La nutrición desempeña un papel esencial en la salud, la autonomía y la calidad de vida de las personas mayores. Una alimentación adecuada no solo contribuye a prevenir enfermedades, sino que ayuda a mantener la energía, la masa muscular, la función cognitiva y el bienestar general a lo largo del envejecimiento.
Con el paso de los años, el organismo experimenta cambios que pueden afectar al apetito, la digestión y la absorción de nutrientes. Por este motivo, resulta especialmente importante cuidar la dieta, adaptándola a las necesidades de cada etapa, y asegurar un aporte suficiente de proteínas, vitaminas, minerales y líquidos.
Desde la Fundación Edad y Vida, se promueve una alimentación basada en hábitos saludables, variada y equilibrada, que incluya frutas y verduras, legumbres, cereales integrales, pescado, aceite de oliva y una adecuada hidratación. Asimismo, se destaca la importancia de adaptar la alimentación a situaciones concretas como enfermedades crónicas, cambios en la dentición o la toma de determinados medicamentos.
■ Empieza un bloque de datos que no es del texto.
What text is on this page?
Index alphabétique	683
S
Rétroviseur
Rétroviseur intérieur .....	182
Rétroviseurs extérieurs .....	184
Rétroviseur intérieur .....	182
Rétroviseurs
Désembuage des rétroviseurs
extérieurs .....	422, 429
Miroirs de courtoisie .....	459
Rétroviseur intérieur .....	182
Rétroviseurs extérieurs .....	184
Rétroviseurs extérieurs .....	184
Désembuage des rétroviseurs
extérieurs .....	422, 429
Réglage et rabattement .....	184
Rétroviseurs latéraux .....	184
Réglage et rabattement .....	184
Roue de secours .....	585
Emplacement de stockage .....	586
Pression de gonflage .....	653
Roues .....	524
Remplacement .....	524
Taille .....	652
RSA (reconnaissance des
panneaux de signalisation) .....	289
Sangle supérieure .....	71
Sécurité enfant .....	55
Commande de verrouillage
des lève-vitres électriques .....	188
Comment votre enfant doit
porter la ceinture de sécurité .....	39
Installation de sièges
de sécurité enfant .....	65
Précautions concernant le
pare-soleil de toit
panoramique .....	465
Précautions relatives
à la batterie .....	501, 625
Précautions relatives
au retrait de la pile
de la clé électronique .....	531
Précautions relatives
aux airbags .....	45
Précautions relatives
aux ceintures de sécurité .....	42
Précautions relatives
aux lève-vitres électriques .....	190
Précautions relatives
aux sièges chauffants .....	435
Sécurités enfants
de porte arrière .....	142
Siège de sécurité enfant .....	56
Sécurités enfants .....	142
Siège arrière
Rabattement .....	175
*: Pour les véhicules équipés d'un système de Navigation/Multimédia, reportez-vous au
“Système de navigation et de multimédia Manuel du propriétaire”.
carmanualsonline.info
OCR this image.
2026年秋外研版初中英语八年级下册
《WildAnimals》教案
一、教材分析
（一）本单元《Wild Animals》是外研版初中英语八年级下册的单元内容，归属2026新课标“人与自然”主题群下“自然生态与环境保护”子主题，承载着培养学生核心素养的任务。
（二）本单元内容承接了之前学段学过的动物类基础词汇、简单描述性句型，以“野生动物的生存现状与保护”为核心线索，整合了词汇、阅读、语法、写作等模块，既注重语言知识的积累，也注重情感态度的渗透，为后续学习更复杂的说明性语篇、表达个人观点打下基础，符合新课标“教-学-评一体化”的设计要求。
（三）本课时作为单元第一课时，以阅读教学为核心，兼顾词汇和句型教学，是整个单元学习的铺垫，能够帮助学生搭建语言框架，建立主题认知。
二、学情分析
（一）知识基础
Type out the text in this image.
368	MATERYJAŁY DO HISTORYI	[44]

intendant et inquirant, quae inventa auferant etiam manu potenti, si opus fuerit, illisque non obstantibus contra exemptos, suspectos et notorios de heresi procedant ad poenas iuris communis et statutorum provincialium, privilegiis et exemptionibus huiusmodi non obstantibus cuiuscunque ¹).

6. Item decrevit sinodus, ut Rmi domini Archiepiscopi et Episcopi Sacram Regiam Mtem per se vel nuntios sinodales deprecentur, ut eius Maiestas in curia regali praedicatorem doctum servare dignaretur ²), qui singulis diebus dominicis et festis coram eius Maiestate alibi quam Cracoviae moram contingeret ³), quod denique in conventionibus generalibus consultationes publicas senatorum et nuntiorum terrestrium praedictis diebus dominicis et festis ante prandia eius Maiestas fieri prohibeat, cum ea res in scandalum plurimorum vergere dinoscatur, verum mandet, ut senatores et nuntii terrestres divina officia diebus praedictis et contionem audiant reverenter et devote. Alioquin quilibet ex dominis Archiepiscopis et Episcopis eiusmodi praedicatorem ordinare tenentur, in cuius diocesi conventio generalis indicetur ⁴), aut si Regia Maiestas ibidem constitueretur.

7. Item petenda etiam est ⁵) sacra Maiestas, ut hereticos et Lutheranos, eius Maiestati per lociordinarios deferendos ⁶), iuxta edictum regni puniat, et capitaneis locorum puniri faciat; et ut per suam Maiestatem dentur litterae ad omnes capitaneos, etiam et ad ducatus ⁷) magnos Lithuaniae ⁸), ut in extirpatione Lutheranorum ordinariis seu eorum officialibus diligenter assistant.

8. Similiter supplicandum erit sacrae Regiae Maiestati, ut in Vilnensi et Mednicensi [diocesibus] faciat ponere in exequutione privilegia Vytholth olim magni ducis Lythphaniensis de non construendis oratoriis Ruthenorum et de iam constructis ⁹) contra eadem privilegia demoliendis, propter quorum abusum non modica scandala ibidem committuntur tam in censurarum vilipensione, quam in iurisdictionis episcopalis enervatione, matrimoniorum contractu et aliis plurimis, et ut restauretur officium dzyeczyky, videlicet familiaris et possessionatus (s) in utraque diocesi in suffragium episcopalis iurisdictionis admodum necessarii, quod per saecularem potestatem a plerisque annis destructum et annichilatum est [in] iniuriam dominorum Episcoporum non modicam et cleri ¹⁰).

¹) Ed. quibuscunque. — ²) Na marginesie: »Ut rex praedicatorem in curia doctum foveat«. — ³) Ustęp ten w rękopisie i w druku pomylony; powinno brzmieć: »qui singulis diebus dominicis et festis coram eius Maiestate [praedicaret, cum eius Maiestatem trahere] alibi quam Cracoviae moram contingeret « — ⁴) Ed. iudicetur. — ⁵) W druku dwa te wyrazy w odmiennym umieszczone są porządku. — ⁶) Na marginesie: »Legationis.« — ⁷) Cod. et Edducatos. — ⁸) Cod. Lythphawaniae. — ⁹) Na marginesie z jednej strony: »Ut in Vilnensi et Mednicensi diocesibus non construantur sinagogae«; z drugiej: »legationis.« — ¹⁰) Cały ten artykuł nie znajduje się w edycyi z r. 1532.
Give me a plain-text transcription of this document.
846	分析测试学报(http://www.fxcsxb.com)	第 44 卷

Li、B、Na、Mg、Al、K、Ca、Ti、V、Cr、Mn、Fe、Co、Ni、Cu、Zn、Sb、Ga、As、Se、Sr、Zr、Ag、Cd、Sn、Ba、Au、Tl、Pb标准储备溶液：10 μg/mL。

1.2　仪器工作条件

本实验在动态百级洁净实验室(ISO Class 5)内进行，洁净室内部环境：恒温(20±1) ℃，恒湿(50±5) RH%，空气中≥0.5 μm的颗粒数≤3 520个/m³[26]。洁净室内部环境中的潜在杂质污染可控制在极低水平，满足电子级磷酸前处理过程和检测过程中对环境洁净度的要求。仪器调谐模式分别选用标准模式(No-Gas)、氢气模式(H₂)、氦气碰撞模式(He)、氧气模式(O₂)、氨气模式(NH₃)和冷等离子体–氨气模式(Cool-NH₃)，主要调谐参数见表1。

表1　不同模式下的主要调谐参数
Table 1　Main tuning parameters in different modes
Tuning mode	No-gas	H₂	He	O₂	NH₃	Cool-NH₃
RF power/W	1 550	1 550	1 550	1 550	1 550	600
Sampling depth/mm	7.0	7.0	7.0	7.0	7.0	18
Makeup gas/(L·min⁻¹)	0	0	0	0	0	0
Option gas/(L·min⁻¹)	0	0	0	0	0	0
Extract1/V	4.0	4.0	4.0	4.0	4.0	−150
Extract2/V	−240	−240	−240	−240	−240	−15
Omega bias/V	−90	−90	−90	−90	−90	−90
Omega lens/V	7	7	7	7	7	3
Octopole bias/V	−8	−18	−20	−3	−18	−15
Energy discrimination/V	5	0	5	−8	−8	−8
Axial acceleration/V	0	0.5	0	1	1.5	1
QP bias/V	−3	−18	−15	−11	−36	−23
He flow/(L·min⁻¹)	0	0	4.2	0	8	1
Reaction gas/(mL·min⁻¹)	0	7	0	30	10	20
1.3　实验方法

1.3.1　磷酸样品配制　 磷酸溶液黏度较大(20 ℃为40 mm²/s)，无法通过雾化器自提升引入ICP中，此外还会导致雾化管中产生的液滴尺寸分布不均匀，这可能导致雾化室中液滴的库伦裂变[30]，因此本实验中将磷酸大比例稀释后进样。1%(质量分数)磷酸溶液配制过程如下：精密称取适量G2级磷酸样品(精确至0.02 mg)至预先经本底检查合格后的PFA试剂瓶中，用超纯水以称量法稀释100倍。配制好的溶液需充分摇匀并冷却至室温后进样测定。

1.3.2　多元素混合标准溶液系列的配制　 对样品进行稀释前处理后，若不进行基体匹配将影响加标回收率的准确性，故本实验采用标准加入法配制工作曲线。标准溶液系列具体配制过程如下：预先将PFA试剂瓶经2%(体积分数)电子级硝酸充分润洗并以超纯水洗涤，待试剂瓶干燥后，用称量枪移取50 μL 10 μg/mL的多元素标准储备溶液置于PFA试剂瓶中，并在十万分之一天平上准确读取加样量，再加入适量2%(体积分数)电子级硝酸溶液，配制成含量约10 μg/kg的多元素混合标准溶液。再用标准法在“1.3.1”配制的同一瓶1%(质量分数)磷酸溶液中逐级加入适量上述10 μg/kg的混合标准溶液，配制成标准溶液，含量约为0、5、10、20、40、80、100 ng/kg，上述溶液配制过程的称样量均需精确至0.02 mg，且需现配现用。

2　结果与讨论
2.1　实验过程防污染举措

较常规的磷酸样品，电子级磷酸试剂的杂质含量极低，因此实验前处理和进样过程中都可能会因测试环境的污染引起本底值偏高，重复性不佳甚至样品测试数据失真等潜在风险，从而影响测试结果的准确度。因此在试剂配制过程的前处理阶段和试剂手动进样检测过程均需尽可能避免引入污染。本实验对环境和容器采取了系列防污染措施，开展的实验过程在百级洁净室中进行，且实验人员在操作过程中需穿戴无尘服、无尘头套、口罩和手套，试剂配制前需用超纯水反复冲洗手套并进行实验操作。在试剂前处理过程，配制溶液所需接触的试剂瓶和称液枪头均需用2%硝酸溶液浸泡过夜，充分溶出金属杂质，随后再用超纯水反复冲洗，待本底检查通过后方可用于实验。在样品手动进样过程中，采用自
A través de sus artículos y colaboraciones con empresas, instituciones de investigación y organizaciones sociales, la Fundación impulsa la información rigurosa y accesible sobre nutrición, con el objetivo de ayudar a las personas mayores a cuidar su salud, prevenir complicaciones y mantener una vida activa y de calidad.
Una buena alimentación es, en definitiva, una herramienta clave para favorecer un envejecimiento saludable, autónomo y pleno.